Café de Paris entrecôte

30 min
Kitchen legend
1 person
Some dinners deserve the spotlight. A beautifully seared entrecôte, the sizzle of butter hitting hot metal, and that unmistakable aroma of something worth waiting for. We cooked this French classic using the Teka SteakMaster oven, designed especially for steak lovers. Its cast-iron grill locks in flavour and those perfect grill marks, while the powerful grill reaching up to 700 °C ensures a restaurant-style crust and juicy centre every single time. Because when the technique is this good, the result speaks for itself.

Ingredients

  • 1 entrecôte steak
  • Olive oil
  • French fries (to serve)
  • 1 tsp capers
  • 1 tbsp shallots
  • 3 tbsp parsley
  • 3 tbsp chives
  • A pinch of oregano, dill, thyme, rosemary, and garlic powder
  • 1 tsp dry sherry
  • 1 tsp sweet paprika
  • ½ tsp curry powder
  • A pinch of cayenne pepper
  • 300 ml milk
  • 1 tsp lemon juice
  • ¼ tsp orange zest
  • A pinch of salt
  • 250 g soft butter
  • 1 tbsp ketchup
  • 1 tsp mustard

Preparation

  1. Make the Café de Paris butter: Blend the capers, shallots, herbs, spices, sherry, paprika, curry, cayenne, milk, lemon juice, orange zest, salt, ketchup, and mustard until smooth.
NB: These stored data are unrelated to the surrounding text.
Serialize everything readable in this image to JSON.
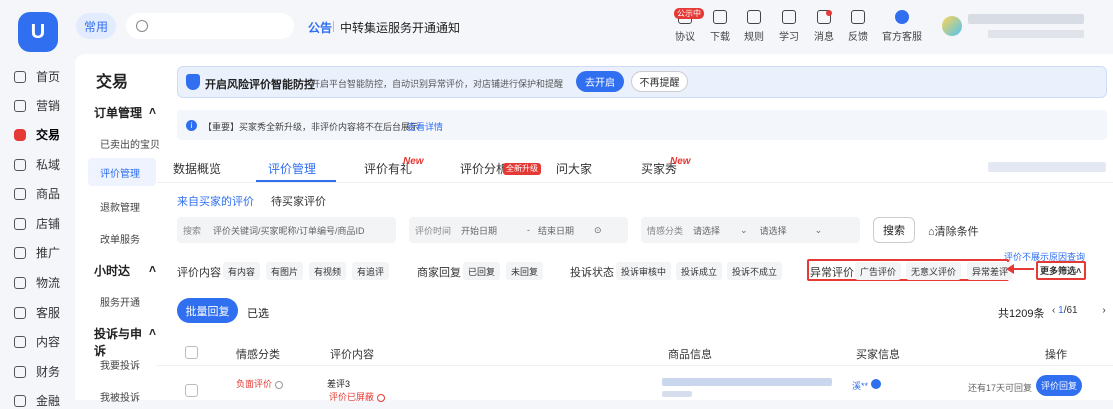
{
  "header": {
    "common_label": "常用",
    "announcement_tag": "公告",
    "announcement_text": "中转集运服务开通通知",
    "tools": [
      {
        "label": "协议",
        "icon": "protocol-icon"
      },
      {
        "label": "下载",
        "icon": "download-icon"
      },
      {
        "label": "规则",
        "icon": "rules-icon"
      },
      {
        "label": "学习",
        "icon": "learn-icon"
      },
      {
        "label": "消息",
        "icon": "message-icon"
      },
      {
        "label": "反馈",
        "icon": "feedback-icon"
      },
      {
        "label": "官方客服",
        "icon": "customer-service-icon"
      }
    ],
    "badge": "公示中"
  },
  "sidebar": {
    "items": [
      {
        "label": "首页",
        "icon": "home-icon"
      },
      {
        "label": "营销",
        "icon": "marketing-icon"
      },
      {
        "label": "交易",
        "icon": "trade-icon"
      },
      {
        "label": "私域",
        "icon": "private-domain-icon"
      },
      {
        "label": "商品",
        "icon": "product-icon"
      },
      {
        "label": "店铺",
        "icon": "store-icon"
      },
      {
        "label": "推广",
        "icon": "promotion-icon"
      },
      {
        "label": "物流",
        "icon": "logistics-icon"
      },
      {
        "label": "客服",
        "icon": "service-icon"
      },
      {
        "label": "内容",
        "icon": "content-icon"
      },
      {
        "label": "财务",
        "icon": "finance-icon"
      },
      {
        "label": "金融",
        "icon": "financial-icon"
      }
    ],
    "active": "交易"
  },
  "subnav": {
    "title": "交易",
    "groups": [
      {
        "label": "订单管理",
        "items": [
          "已卖出的宝贝",
          "评价管理",
          "退款管理",
          "改单服务"
        ]
      },
      {
        "label": "小时达",
        "items": [
          "服务开通"
        ]
      },
      {
        "label": "投诉与申诉",
        "items": [
          "我要投诉",
          "我被投诉"
        ]
      }
    ]
  },
  "banner": {
    "title": "开启风险评价智能防控",
    "desc": "开启平台智能防控，自动识别异常评价，对店铺进行保护和提醒",
    "open_btn": "去开启",
    "no_remind_btn": "不再提醒"
  },
  "notice": {
    "text": "【重要】买家秀全新升级，非评价内容将不在后台展示",
    "link": "查看详情"
  },
  "tabs": [
    {
      "label": "数据概览"
    },
    {
      "label": "评价管理"
    },
    {
      "label": "评价有礼",
      "new": "New"
    },
    {
      "label": "评价分析",
      "tag": "全新升级"
    },
    {
      "label": "问大家"
    },
    {
      "label": "买家秀",
      "new": "New"
    }
  ],
  "subtabs": [
    "来自买家的评价",
    "待买家评价"
  ],
  "filters": {
    "search_label": "搜索",
    "search_placeholder": "评价关键词/买家昵称/订单编号/商品ID",
    "time_label": "评价时间",
    "start_date": "开始日期",
    "date_sep": "-",
    "end_date": "结束日期",
    "sentiment_label": "情感分类",
    "select_placeholder": "请选择",
    "search_btn": "搜索",
    "clear_btn": "清除条件",
    "content_label": "评价内容",
    "content_chips": [
      "有内容",
      "有图片",
      "有视频",
      "有追评"
    ],
    "merchant_reply_label": "商家回复",
    "reply_chips": [
      "已回复",
      "未回复"
    ],
    "complaint_label": "投诉状态",
    "complaint_chips": [
      "投诉审核中",
      "投诉成立",
      "投诉不成立"
    ],
    "abnormal_label": "异常评价",
    "abnormal_chips": [
      "广告评价",
      "无意义评价",
      "异常差评"
    ],
    "more_filter": "更多筛选",
    "reason_link": "评价不展示原因查询"
  },
  "list": {
    "batch_btn": "批量回复",
    "selected_label": "已选",
    "total": "共1209条",
    "page_current": "1",
    "page_total": "/61",
    "columns": [
      "情感分类",
      "评价内容",
      "商品信息",
      "买家信息",
      "操作"
    ],
    "rows": [
      {
        "sentiment": "负面评价",
        "content": "差评3",
        "status": "评价已屏蔽",
        "buyer": "溪**",
        "remain": "还有17天可回复",
        "action": "评价回复"
      }
    ]
  }
}
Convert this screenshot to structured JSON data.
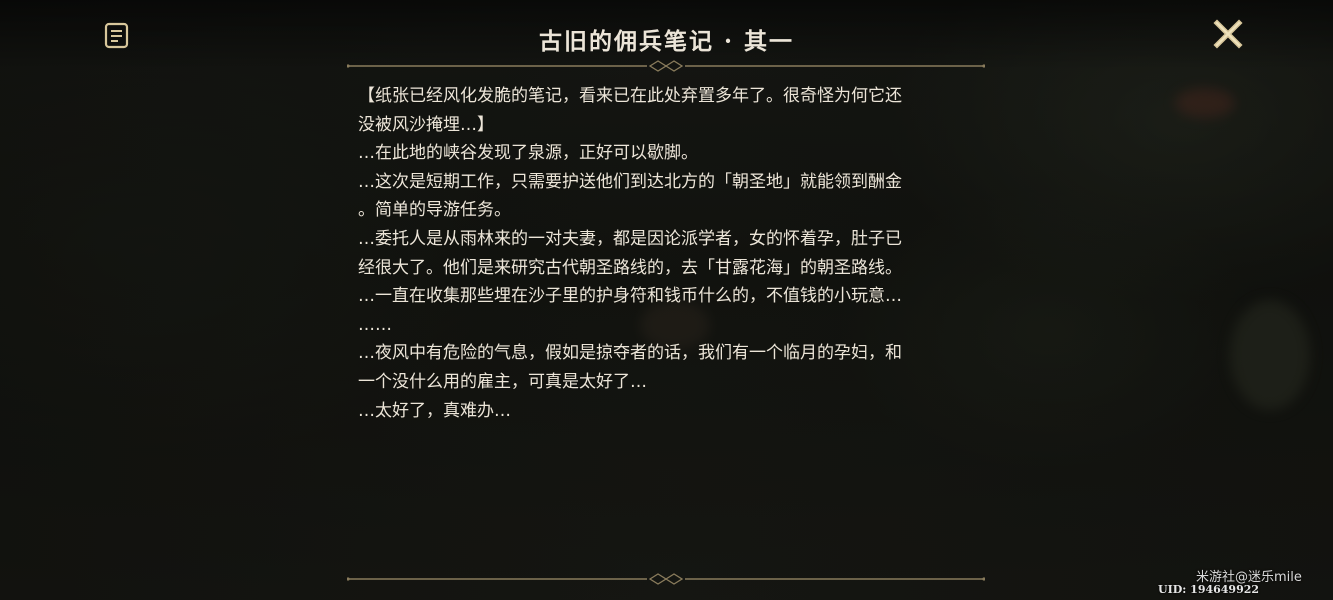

Combine this paste with the softened butter until fully incorporated. Chill.
  2. Prepare the sauce: Melt a knob of butter, stir in a little flour to form a roux, then slowly pour in the milk while whisking until smooth. Season and cook for about 5 minutes to thicken, then add the Café de Paris butter and let it melt gently. Keep warm.
  3. Cook the steak (SteakMaster magic): Brush both sides of the entrecôte with olive oil. Preheat your Teka SteakMaster and select the Entrecôte automatic program. The cast-iron grill plate will sear the meat evenly, while the 700 °C grill caramelises the surface for that professional crust. If you don’t have a SteakMaster, use a hot cast-iron pan or grill — but we can’t promise it’ll be quite the same.
  4. Serve and enjoy: Let the steak rest a minute, then top generously with Café de Paris butter so it melts into the meat. Add the sauce and a pile of golden fries on the side.

Chef's tip!

For perfect doneness, let your steak reach room temperature before cooking. After searing, rest it under foil for 2–3 minutes so the juices redistribute. Then, drown it in butter — no regrets allowed.